Apesar de gás no tecido fortalecer a hipótese de fasceíte necrotizante, a USG tem uma sensibilidade de apenas 30%; a tomografia contrastada é sensível (S: 94%), mas pouco específica (E: 77%) e esse achado é ausente quando o agente etiológico é o estreptococcus do grupo A (fasceíte necrotizante monobacteriana aeróbica- tipo II).
É claro que, se na TC, você observar gás entre os tecidos com espessamento de uma fáscia sem realce o diagnóstico pode ser realizado. Novamente: não espere pelo exame de imagem.
A exploração cirúrgica à beira leito, com uso de anestesia local, é uma possibilidade rápida e possível. Através da incisão cutânea, por meio de técnica asséptica, introduz-se o dedo ou sonda, em busca de alterações da fasceíte (fácil separação de camadas; drenagem de “água de louça”, fáscia necrosada).
É necessário constatar uma fáscia acinzentada, opaca e liquefeita, seja por meio de biópsia ou de visualização direta, ou seja, somente a exploração cirúrgica da fáscia confirma, definitivamente, ou exclui o diagnóstico.
A ACEP orienta que, diante de um quadro clínico claro, você deve proceder, sem atrasos, com o tratamento definitivo. Os exames complementares podem sim aumentar a sua suspeita, mas jamais podem substituir o seu julgamento clínico. O diagnóstico é clínico!
Diante da suspeita, uma antibioticoterapia empírica de amplo espectro é a escolha, com posterior descalonamento guiado por culturas. Lembrando que muitos estreptococos são suscetíveis à penicilina cristalina ou oxacilina.
Beta-lactâmicos de amplo espectro (Piperacilina-Tazobactam 4,5g, EV, a cada 8 horas; Meropenem 1g, EV, a cada 8 horas) com Clindamicina 900mg, EV, a cada 8 horas, são a escolha.
Em casos graves, de fasceíte não tipo I, não comunitárias e com risco para MRSA, está indicada, também, cobertura para estafilococos meticilino-resistentes (MRSA) com linezolida, e na sua ausência pode ser usada a vancomicina.
A clindamicina e a linezolida interrompem, imediatamente, a produção das toxinas dos estreptococos do grupo A.
Diante de uma exploração cirúrgica à beira do leito positiva e/ou alta ou persistente suspeita, chame, precoce e rapidamente, a equipe da cirurgia: o desbridamento no centro cirúrgico é obrigatório, com a cirurgia o paciente pode chegar a uma sobrevida de 60-80%.
As evidências mostram que essa abordagem estabiliza o paciente em horas, embora não o melhore imediatamente.

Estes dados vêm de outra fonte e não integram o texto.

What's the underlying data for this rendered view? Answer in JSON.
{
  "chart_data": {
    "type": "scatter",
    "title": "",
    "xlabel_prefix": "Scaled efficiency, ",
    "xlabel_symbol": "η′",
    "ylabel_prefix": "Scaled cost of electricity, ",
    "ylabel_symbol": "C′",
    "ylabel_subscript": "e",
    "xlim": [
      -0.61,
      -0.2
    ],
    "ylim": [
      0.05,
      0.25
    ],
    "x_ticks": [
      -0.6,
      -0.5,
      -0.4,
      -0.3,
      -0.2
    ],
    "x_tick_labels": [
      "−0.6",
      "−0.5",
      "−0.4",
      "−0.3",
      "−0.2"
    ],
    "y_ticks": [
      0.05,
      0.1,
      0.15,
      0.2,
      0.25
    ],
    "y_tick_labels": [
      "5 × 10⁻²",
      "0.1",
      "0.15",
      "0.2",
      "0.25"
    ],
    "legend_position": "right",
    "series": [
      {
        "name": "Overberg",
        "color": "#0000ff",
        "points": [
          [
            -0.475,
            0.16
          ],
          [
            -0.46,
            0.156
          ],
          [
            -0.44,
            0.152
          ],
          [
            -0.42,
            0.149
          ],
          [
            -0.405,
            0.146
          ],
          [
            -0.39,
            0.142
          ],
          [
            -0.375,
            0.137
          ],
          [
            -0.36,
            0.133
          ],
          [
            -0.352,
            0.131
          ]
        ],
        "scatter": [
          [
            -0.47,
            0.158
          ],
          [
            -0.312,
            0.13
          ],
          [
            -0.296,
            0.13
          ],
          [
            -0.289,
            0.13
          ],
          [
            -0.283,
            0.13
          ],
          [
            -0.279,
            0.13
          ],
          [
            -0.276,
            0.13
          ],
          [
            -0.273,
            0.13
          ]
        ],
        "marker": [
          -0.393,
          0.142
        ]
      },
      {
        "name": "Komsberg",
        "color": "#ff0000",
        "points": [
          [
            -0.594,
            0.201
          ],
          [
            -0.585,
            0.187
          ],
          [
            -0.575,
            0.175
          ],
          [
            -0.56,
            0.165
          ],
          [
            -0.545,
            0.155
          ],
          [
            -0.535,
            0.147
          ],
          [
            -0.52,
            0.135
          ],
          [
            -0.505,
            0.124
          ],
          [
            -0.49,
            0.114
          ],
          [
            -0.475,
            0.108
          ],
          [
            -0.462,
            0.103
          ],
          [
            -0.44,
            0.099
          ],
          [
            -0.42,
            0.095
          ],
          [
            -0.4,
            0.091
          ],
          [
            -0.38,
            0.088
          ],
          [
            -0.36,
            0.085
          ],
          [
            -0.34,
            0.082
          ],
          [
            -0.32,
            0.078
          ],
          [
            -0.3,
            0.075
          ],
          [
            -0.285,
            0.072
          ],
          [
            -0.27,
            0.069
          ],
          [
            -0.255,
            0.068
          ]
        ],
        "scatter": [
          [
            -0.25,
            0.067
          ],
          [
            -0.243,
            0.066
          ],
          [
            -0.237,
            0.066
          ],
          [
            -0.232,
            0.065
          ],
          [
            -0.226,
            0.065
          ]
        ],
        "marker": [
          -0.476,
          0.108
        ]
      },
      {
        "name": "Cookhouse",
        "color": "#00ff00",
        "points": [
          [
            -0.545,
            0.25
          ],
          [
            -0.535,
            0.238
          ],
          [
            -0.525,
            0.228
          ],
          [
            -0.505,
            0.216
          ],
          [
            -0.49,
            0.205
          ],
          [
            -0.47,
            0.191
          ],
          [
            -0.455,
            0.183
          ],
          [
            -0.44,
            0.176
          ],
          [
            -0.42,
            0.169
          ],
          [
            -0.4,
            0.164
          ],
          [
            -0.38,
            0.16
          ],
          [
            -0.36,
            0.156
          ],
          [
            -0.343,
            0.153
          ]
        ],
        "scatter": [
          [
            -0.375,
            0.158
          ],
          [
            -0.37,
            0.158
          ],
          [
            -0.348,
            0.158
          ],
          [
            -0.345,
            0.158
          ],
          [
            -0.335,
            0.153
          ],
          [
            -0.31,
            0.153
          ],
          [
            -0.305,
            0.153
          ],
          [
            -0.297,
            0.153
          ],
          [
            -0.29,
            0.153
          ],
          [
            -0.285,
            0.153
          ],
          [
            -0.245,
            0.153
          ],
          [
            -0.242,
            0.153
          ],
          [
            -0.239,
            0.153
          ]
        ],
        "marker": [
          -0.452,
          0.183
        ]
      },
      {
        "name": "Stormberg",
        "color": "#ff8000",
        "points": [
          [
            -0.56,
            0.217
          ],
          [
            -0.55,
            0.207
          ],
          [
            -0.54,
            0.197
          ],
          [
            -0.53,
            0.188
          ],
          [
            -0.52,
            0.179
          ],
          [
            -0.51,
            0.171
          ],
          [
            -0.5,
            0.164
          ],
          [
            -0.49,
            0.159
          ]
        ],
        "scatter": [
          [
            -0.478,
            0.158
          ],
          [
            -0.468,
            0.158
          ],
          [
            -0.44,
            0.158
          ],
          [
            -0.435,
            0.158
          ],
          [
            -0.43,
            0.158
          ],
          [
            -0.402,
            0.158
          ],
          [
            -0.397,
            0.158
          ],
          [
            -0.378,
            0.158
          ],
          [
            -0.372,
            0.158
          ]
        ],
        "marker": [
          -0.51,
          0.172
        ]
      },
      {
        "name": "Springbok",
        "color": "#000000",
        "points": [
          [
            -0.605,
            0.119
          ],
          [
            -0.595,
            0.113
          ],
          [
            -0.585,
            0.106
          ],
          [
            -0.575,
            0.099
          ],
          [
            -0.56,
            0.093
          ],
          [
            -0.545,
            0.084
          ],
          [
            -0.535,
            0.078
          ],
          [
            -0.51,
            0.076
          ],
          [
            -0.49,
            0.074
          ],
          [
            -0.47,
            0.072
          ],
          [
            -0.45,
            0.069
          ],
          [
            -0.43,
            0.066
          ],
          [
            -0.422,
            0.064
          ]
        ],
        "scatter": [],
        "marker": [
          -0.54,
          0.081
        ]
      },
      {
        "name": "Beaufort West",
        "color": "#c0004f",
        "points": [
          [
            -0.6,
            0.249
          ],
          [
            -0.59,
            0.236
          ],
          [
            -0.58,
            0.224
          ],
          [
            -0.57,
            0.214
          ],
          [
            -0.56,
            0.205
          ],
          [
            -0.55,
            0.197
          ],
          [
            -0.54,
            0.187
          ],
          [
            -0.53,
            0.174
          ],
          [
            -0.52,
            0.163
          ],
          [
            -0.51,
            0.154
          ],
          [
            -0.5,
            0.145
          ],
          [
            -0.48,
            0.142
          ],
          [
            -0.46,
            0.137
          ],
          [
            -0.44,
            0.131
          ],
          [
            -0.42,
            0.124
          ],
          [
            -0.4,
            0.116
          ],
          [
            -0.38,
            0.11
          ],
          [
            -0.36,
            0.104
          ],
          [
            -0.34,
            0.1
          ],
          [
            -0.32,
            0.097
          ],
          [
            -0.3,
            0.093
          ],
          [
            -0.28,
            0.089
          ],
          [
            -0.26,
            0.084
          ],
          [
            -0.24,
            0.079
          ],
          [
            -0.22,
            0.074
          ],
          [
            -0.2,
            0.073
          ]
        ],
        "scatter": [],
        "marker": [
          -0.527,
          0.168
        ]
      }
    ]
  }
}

Outras possibilidades terapêuticas observadas em alguns estudos, ainda algo controverso, mas com algum grau de benefício, foram o uso de imunoglobulina e a terapia hiperbárica.
A primeira foi associada, principalmente, à síndrome do choque séptico-fasceíte tipo II, à redução de mortalidade em 30 e 90 dias, bem como à redução da extensão do desbridamento, que foi adiado.
A segunda, fora da realidade da maioria de nós, mas que é citada na literatura, de forma até mais teórica, possuindo baixa evidência, seria utilizada nas infecções causadas por anaeróbios, como pelo Clostridium perfringens.